When communists speak of boosting productivity, we hold to a vision about the kind of society that we can build together. Our collective efforts promise to enrich individual creativity, protect the wealth of nature, and meet our collective needs. Engels explained the part played by labour in the transition from ape to man. Putting the highest social value onto the productivity of social labour will make us more human.

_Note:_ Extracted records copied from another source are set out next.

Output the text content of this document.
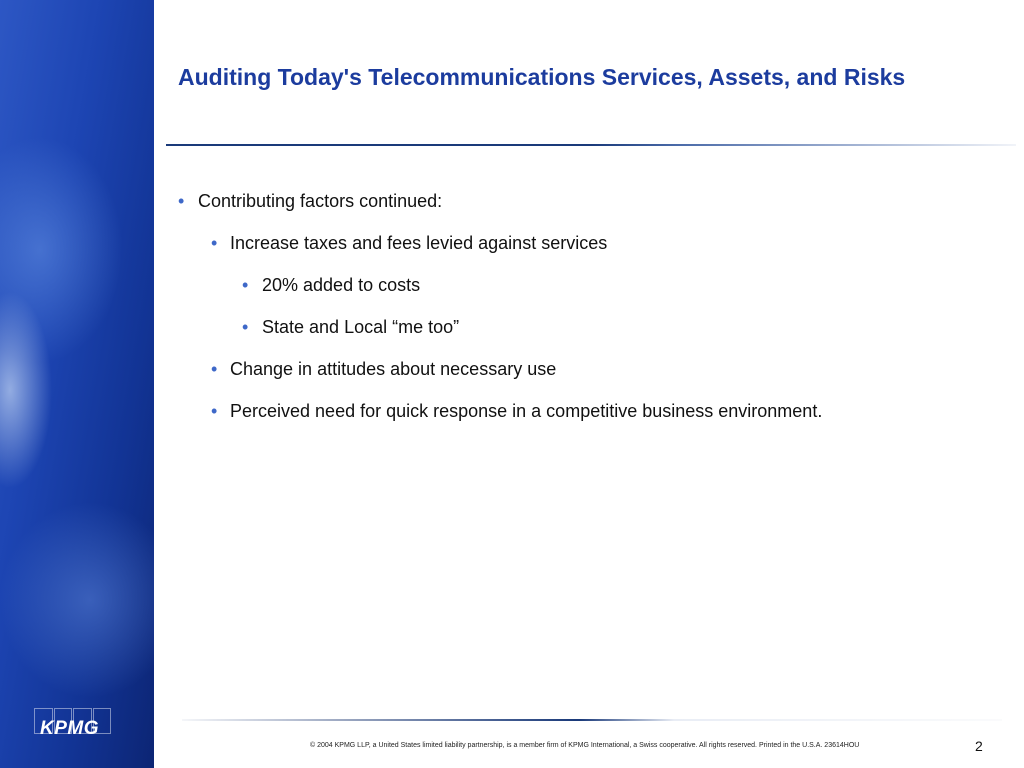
KPMG
Auditing Today's Telecommunications Services, Assets, and Risks
• Contributing factors continued:
• Increase taxes and fees levied against services
• 20% added to costs
• State and Local “me too”
• Change in attitudes about necessary use
• Perceived need for quick response in a competitive business environment.
© 2004 KPMG LLP, a United States limited liability partnership, is a member firm of KPMG International, a Swiss cooperative. All rights reserved. Printed in the U.S.A. 23614HOU	2
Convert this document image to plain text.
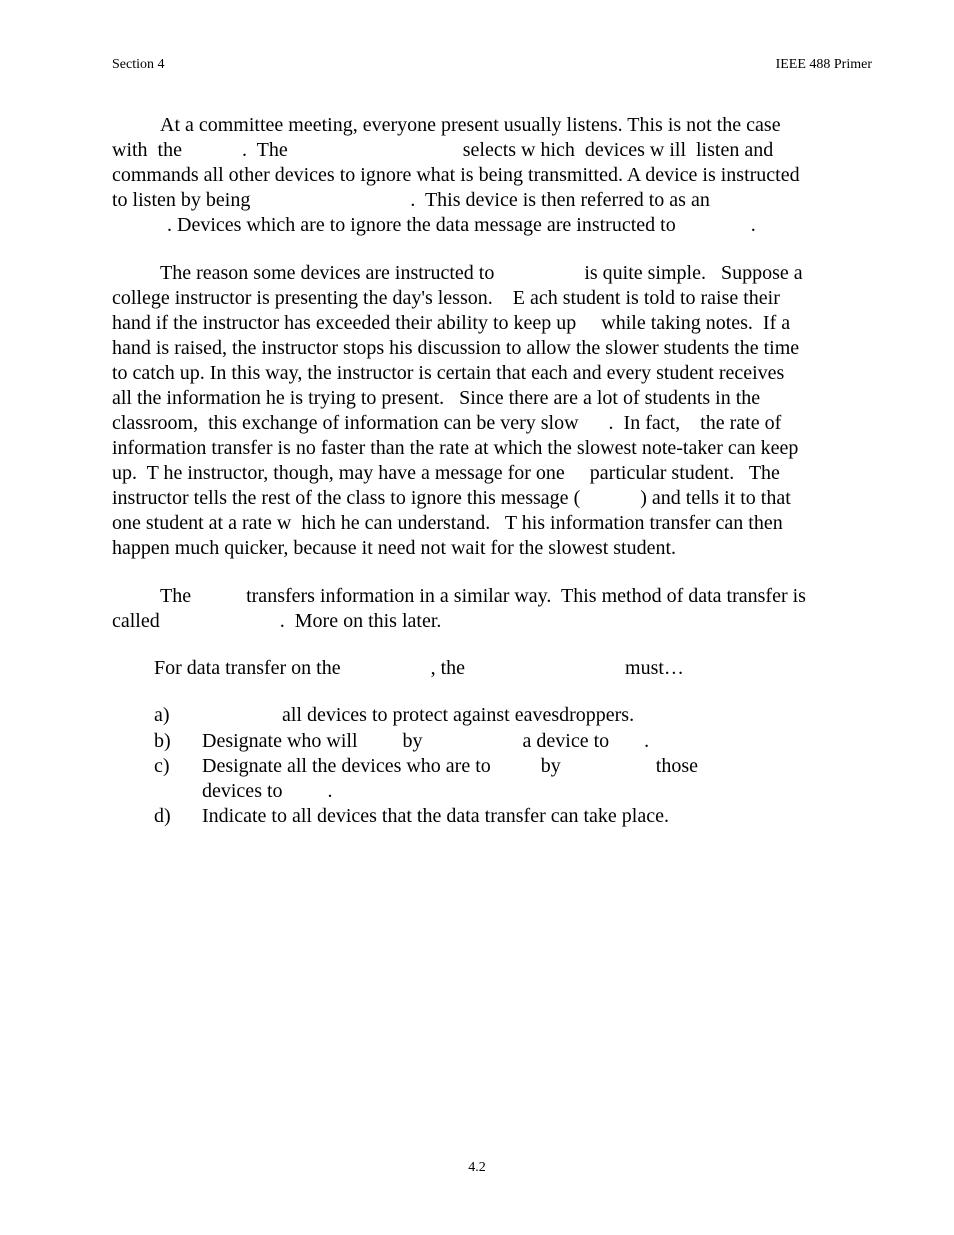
Section 4	IEEE 488 Primer
At a committee meeting, everyone present usually listens. This is not the case
with  the            .  The                                   selects w hich  devices w ill  listen and
commands all other devices to ignore what is being transmitted. A device is instructed
to listen by being                                .  This device is then referred to as an
. Devices which are to ignore the data message are instructed to               .
The reason some devices are instructed to                  is quite simple.   Suppose a
college instructor is presenting the day's lesson.    E ach student is told to raise their
hand if the instructor has exceeded their ability to keep up     while taking notes.  If a
hand is raised, the instructor stops his discussion to allow the slower students the time
to catch up. In this way, the instructor is certain that each and every student receives
all the information he is trying to present.   Since there are a lot of students in the
classroom,  this exchange of information can be very slow      .  In fact,    the rate of
information transfer is no faster than the rate at which the slowest note-taker can keep
up.  T he instructor, though, may have a message for one     particular student.   The
instructor tells the rest of the class to ignore this message (            ) and tells it to that
one student at a rate w  hich he can understand.   T his information transfer can then
happen much quicker, because it need not wait for the slowest student.
The           transfers information in a similar way.  This method of data transfer is
called                        .  More on this later.
For data transfer on the                  , the                                must…
a) all devices to protect against eavesdroppers.
b) Designate who will         by                    a device to       .
c) Designate all the devices who are to          by                   those
devices to         .
d) Indicate to all devices that the data transfer can take place.
4.2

 Appendix on the Productivity Commission

Abbott pledged in 2013 not to bring back WorkChoices. Capital had less need for its attacks on our conditions since the Rudd-Gillard Anti-labour Party (ALP) had kept most of its teeth as un-Fair Work Australia. ‘Protected Acton’ protects the bosses from our taking action.
 
They followed from Keating who, late in 1993, had invited the CEOs of the biggest corporates to a slap-up at Canberra’s Hyatt Hotel where he assured them that he would remove all ‘impediments’ to their productivity – that is, all the protections our class had won across 150 years and which the Anti-labour Party’s deforms had not abolished during the previous decade. 
 
Moreover, the boss-class has other laws to use against us. Their aim is to corner unions into being able to do next-to-nothing. The ones that do stick up for their members will be placed under ‘Administration,’ as with the CFMEU. 
 
But, in 2013, Abbott referred ‘industrial relations’ to the Productivity Commission which is stuffed with votaries of ‘the Market’s’ going around the globe doing good, in practice, exercising the market power of global oligopolizers. Even when a couple of its 200 staff do first-rate research, the Commissioners rewrite the conclusions to prove that ‘the Market’ knows better. 
 
Calling on the Commission for ‘expert’ advice is a fraud. Its recommendations are predicable since its econo-meretricious models never stray far from what the Business Council struggles to enforce around the jobs.
 
The Commission put out a paper in 2013 arguing that disadvantaged students are genetically disabled so that implementing Gonski would be a waste of taxes. Professor Ian Morgan’s “No evidence for ‘Rich Genes’ “ accessible on the Save-Our-Schools website saw off this viciousness. (July 26, 2013)
 
Even the Commission’s name is a blind. The organisation had its origins in the Tariff Board. When Whitlam slashed tariffs by 25 percent in 1973, he replaced the Board with an Industries Assistance Commission. That body soon became known as the Industries ‘Destruction’ Commission when it removed protection. In 1998, Howard rebadged the Commission with ‘Productivity.’ 
 
Two recent manifestations of its faith in ‘market forces’ are its attack on the government’s plan for industry interventions as an act of sacrilege.
 
In the lead-up to the Productivity gab-fest in Canberra on 19-21 August, the Commissioners are railing against copyright protection for the Australian workers whose creativity surely will contribute to improvements in productivity.
 
The Commissioners know next-to-nothing about what it labels ‘AI,’ proceeding as if there were no distinction between generative AI and Artificial General Intelligence. They have swallowed the media hype from venture capitalists to the extent that they suppose that a seventy-year-old technology is ‘new,’ when what is changing is the sprawl of its applications. Sam Altman did not invent the algorithm, nor had a NVIDIA gamster.
 
Abstracting from the abracadabra of its algebraic models, the Report confabulated that some undifferentiated AI will add $168bn to the Australian economy in the coming decade. Should that turn out to be the case, the question for our class remains: whose coffers will swell with the profits from the growth in the relative surplus-value that we shall be forced to supply?